UK examines plans to avoid ‘zombie laws’ as Brexit wreaks havoc on statute book

31 January 2017 9:54am

8th September 2016. By Matthew Holehouse

Brexit ministers are reviewing how best to replace swaths of UK legislation based on EU law, which threaten to leave Britain’s statute book incomplete once the country has left the bloc.

Robin Walker, a minister at the UK’s Department for Exiting the European Union, has told a committee of lawmakers examining environmental policy that officials would review all legislation to ensure regulations aren’t left in limbo in the wake of Brexit.

To achieve this, UK ministers will have to repeal the keystone legislation that gives a large number of EU laws direct effect in the UK.

“[T]here will be an awful lot of law reviewed [which] currently refers to EU bodies, to make sure we find appropriate bodies to take that forward under UK jurisdiction,” Walker said.

“Right at the end of the process, there will be a major review of the whole statute book,” he said. “It will be for the UK parliament and UK government to make sure the law is working properly and has the right force behind it.”

The European Communities Act 1972 is the UK statute underpinning European regulations, ensuring they’re anchored in EU law while enabling them to apply in Britain. Scrapping the act will wipe out hundreds, possibly thousands, of laws drafted in Brussels and applicable in the UK.

Other EU directives, which set the broader legislative boundaries, will continue to apply in the UK even after Brexit, because they have already been fully written into UK law.

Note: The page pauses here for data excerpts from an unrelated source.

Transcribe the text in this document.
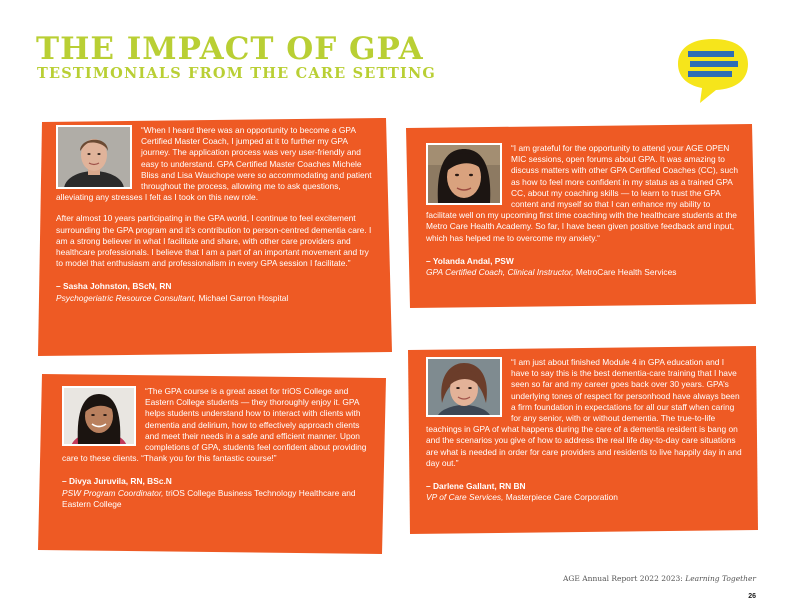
THE IMPACT OF GPA
TESTIMONIALS FROM THE CARE SETTING

“When I heard there was an opportunity to become a GPA Certified Master Coach, I jumped at it to further my GPA journey. The application process was very user-friendly and easy to understand. GPA Certified Master Coaches Michele Bliss and Lisa Wauchope were so accommodating and patient throughout the process, allowing me to ask questions, alleviating any stresses I felt as I took on this new role.

After almost 10 years participating in the GPA world, I continue to feel excitement surrounding the GPA program and it’s contribution to person-centred dementia care. I am a strong believer in what I facilitate and share, with other care providers and healthcare professionals. I believe that I am a part of an important movement and try to model that enthusiasm and professionalism in every GPA session I facilitate.”

– Sasha Johnston, BScN, RN
Psychogeriatric Resource Consultant, Michael Garron Hospital

“I am grateful for the opportunity to attend your AGE OPEN MIC sessions, open forums about GPA. It was amazing to discuss matters with other GPA Certified Coaches (CC), such as how to feel more confident in my status as a trained GPA CC, about my coaching skills — to learn to trust the GPA content and myself so that I can enhance my ability to facilitate well on my upcoming first time coaching with the healthcare students at the Metro Care Health Academy. So far, I have been given positive feedback and input, which has helped me to overcome my anxiety.“

– Yolanda Andal, PSW
GPA Certified Coach, Clinical Instructor, MetroCare Health Services

“The GPA course is a great asset for triOS College and Eastern College students — they thoroughly enjoy it. GPA helps students understand how to interact with clients with dementia and delirium, how to effectively approach clients and meet their needs in a safe and efficient manner. Upon completions of GPA, students feel confident about providing care to these clients. “Thank you for this fantastic course!”

– Divya Juruvila, RN, BSc.N
PSW Program Coordinator, triOS College Business Technology Healthcare and Eastern College

“I am just about finished Module 4 in GPA education and I have to say this is the best dementia-care training that I have seen so far and my career goes back over 30 years. GPA’s underlying tones of respect for personhood have always been a firm foundation in expectations for all our staff when caring for any senior, with or without dementia. The true-to-life teachings in GPA of what happens during the care of a dementia resident is bang on and the scenarios you give of how to address the real life day-to-day care situations are what is needed in order for care providers and residents to live happily day in and day out.”

– Darlene Gallant, RN BN
VP of Care Services, Masterpiece Care Corporation
AGE Annual Report 2022 2023: Learning Together
26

On leaving the bloc, ministers face the task of deciding which of UK laws which transpose EU legislation are to be kept, amended or scrapped altogether.

Asked about the fate of the European Communities Act, Walker told lawmakers that it “will certainly have to be repealed” and that “many laws referring to it will have to be amended.”

‘Zombie’ laws

One option for the UK government after it repeals the European Communities Act would be to simply write all European regulations directly into British law.

But academics have warned that such direct transposition could create “zombie” legislation — laws which remain in place but are not enforced, with the European Commission and other EU regulators no longer part of the equation.

Thérèse Coffey, a minister in the Department for the Environment, Food and Rural Affairs, told the hearing that the problem of “zombie” legislation wouldn’t arise.

“EU law will apply until the day we leave,” Coffey said. “The details will be gone through and, if there are gaps, we will identify them.”

No return to smog

Coffey and Walker told the House of Commons Environmental Audit Committee that the government had no plans to scale back environmental protections following Brexit.

But Brexit does offer the opportunity to rewrite policies, to make them focus more on the UK’s needs than on complying on EU-mandated processes, Coffey said.

“We are not trying to get out of any environmental commitment,” she said.

“I don’t want people to be worrying about going back to the smog of the 1950s” — a reference to the combination of polluting smoke and fog that blighted post-war London.

Walker told the committee that, in general, there was little appetite from businesses for significant deregulation of environmental protections. “When we meeting business groups, they were talking about wanting to maintain equivalence in order to sell products,” he said.

“What we were not seeing was lots of people saying their number one priority is to scrap lots of environmental laws.”